Les TNS versent eux aussi des cotisations sociales comme les travailleurs assimilé-salariés. Le paiement des cotisations sociales offre une protection sociale. Elles sont déduites à partir du revenu professionnel. Certaines cotisations sont obligatoires. Pour leur part, ce sont les suivantes :

  • Les cotisations pour assurance maladie et maternité : il s’agit de remboursement de frais de santé (frais de consultation du médecin, frais d’hospitalisation, achat de médicaments), les remboursements liés à la grossesse et à l’accouchement. Le taux est compris entre 0 à 6,5 %.
  • Les cotisations pour les allocations familiales : concernent des aides pour les familles qui ont plus d’un enfant à leur charge. Le taux appliqué est entre 0 à 3,10 %.
  • Les cotisations pour la retraite : qui comprennent les assurances vieillesse. Le travailleur perçoit une pension dès leur départ à la retraite. En cas de décès et invalidité, ils touchent également des pensions (ou leur conjoint). Le taux est de 1,3 % pour un revenu inférieur à 40 524 €.
  • Les cotisations pour les indemnités journalières qui sont déduites des revenus des TNS : elles permettent aux TNS d’avoir des indemnisations en cas d’accident ou arrêt maladie. Pour une limite de 202 620 € de revenu, le taux est de 0,85 %.
  • Les cotisations pour la contribution à la formation professionnelle : elle est calculée sur une base de 0,25 % pour un bénéfice jusqu’à 40 524 €
  • Les cotisations pour la retraite de base et la retraite complémentaire : pour la retraite de base, le taux appliqué est de 17,75 % (revenu inférieur à 40 524 €). Au-delà de ce montant, le taux est de 0, 60 €. Pour la retraite complémentaire, le taux est de 7 % si le revenu est inférieur à 37 960 €, et taux est de 8 % s’il est compris entre 37 960 € et 62 096 €.

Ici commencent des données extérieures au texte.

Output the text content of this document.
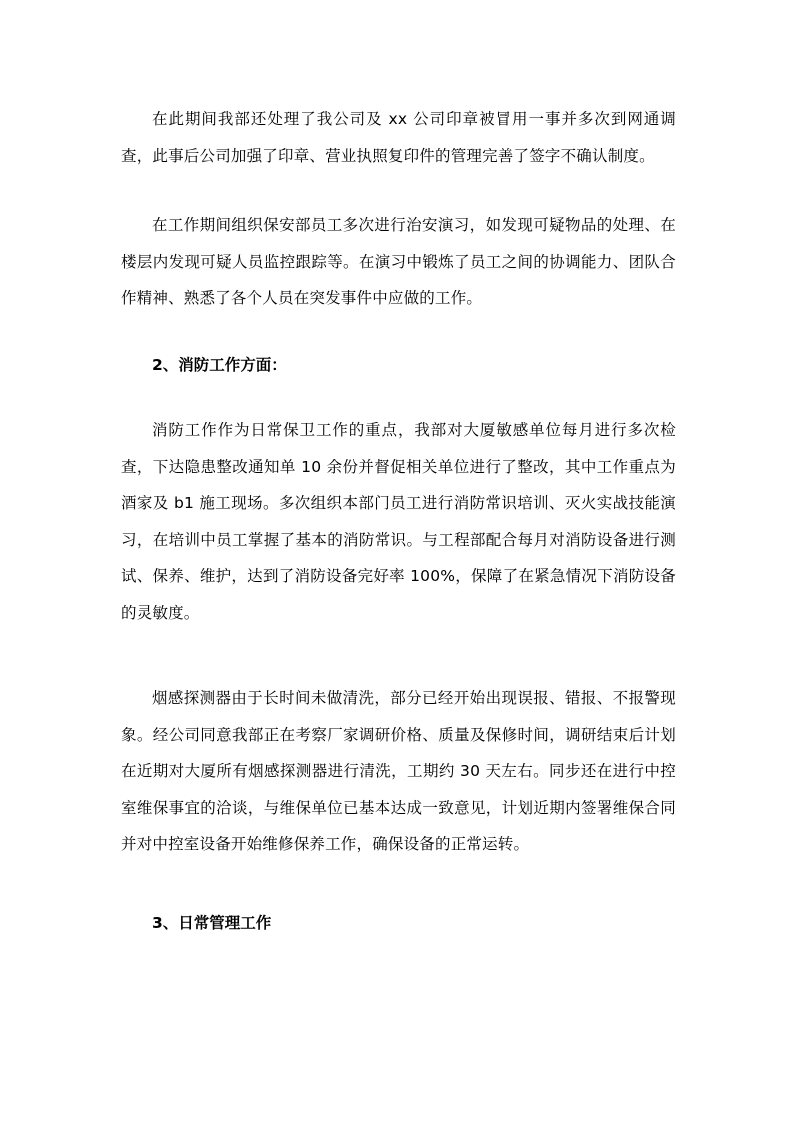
在此期间我部还处理了我公司及 xx 公司印章被冒用一事并多次到网通调查，此事后公司加强了印章、营业执照复印件的管理完善了签字不确认制度。

在工作期间组织保安部员工多次进行治安演习，如发现可疑物品的处理、在楼层内发现可疑人员监控跟踪等。在演习中锻炼了员工之间的协调能力、团队合作精神、熟悉了各个人员在突发事件中应做的工作。

2、消防工作方面：

消防工作作为日常保卫工作的重点，我部对大厦敏感单位每月进行多次检查，下达隐患整改通知单 10 余份并督促相关单位进行了整改，其中工作重点为酒家及 b1 施工现场。多次组织本部门员工进行消防常识培训、灭火实战技能演习，在培训中员工掌握了基本的消防常识。与工程部配合每月对消防设备进行测试、保养、维护，达到了消防设备完好率 100%，保障了在紧急情况下消防设备的灵敏度。

烟感探测器由于长时间未做清洗，部分已经开始出现误报、错报、不报警现象。经公司同意我部正在考察厂家调研价格、质量及保修时间，调研结束后计划在近期对大厦所有烟感探测器进行清洗，工期约 30 天左右。同步还在进行中控室维保事宜的洽谈，与维保单位已基本达成一致意见，计划近期内签署维保合同并对中控室设备开始维修保养工作，确保设备的正常运转。

3、日常管理工作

Où verser les cotisations sociales ?

Les TNS sont affiliés au régime social des indépendants. Ils sont liés à la Sécurité sociale des Indépendants ou SSI. Ses cotisations sociales sont versées ou à l’URSSAF suivant le secteur d’activité. Elles sont calculées à partir de sa rémunération professionnelle c’est-à-dire les bénéfices de la société. Pour les retraites, les TNS exerçant dans le domaine libéral versent leurs cotisations à la CNAVPL ou Caisses Nationale d’Assurance Vieillesse des Professions libérales.

Même si la société n’a pas connu de profit durant l’année, le paiement des cotisations sociales est obligatoire, et cela pendant toute la durée de vie de la société. Le montant maximal pour la cotisation n’est pas limité. Une déclaration de revenus doit être faite chaque année avant le 1er pour les travailleurs non-salariés.